DT: I think what you’re talking about is commentary in a musical sense, like on the "Goldberg Variations" where I’m really making a musical commentary on the Bach and the commentary is enclosed in the music I’m playing, whereas in this case I think there is some different commentary here. These things like iPhones, generally speaking, have a tendency to make us retreat into our own little sphere and not really be in communication with the space immediately around us.What I like about this is that we’re using that technology to bring us together in a way that hasn’t been possible before, so there’s a layer of commentary there, which is less contained in the music—although what would make that strong is if the music is really strong and has that real sense of connection with the space and the moment. But again, this is like beginning phase of the stuff, but I do like the element that these alienating toys have the potential to bring us together.

TJG: In the liner notes to Small Constructions, you mention how you and Ben didn't worry too much about genre and category when preparing the record. Do you personally identify as a "jazz" musician? What do you say when people ask what kind of music you play? 

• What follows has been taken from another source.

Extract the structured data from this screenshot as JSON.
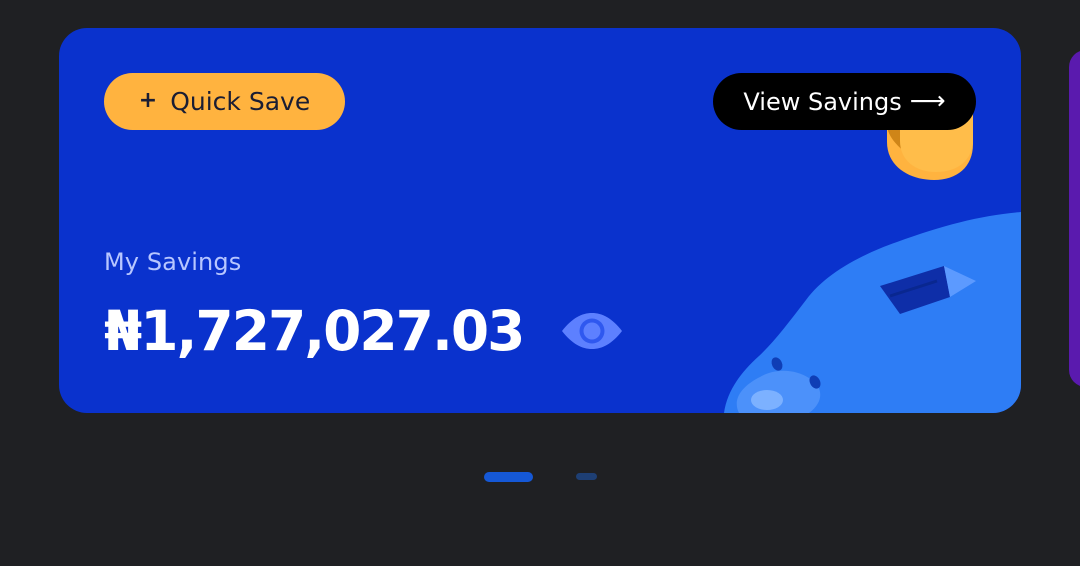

DT: Even though I play a lot of music that wouldn’t immediately be identified by jazz by people who aren’t jazz musicians, I do actually in the end tend to identify as a jazz musician just because the basis of what I do is improvisation. That improvisatory tradition that I’ve learned from and tried to grow from is jazz, and that’s really what it is.I’m really interested in classical harmony and all that, but at the end of the day, I haven’t studied the classical approach to improvisation, which is a whole other thing. I identify strongly with the jazz tradition, like when I’m playing standards with Lee, and I grew up playing standards with my mom and my grandfather was a jazz pianist on the West Coast. That jazz tradition is something that speaks to me really personally, and I love playing old standards. I feel like those really are my roots, so that’s why I identify with it even though a lot of my music isn’t trying to sound like what we’d stereotypically identify as jazz.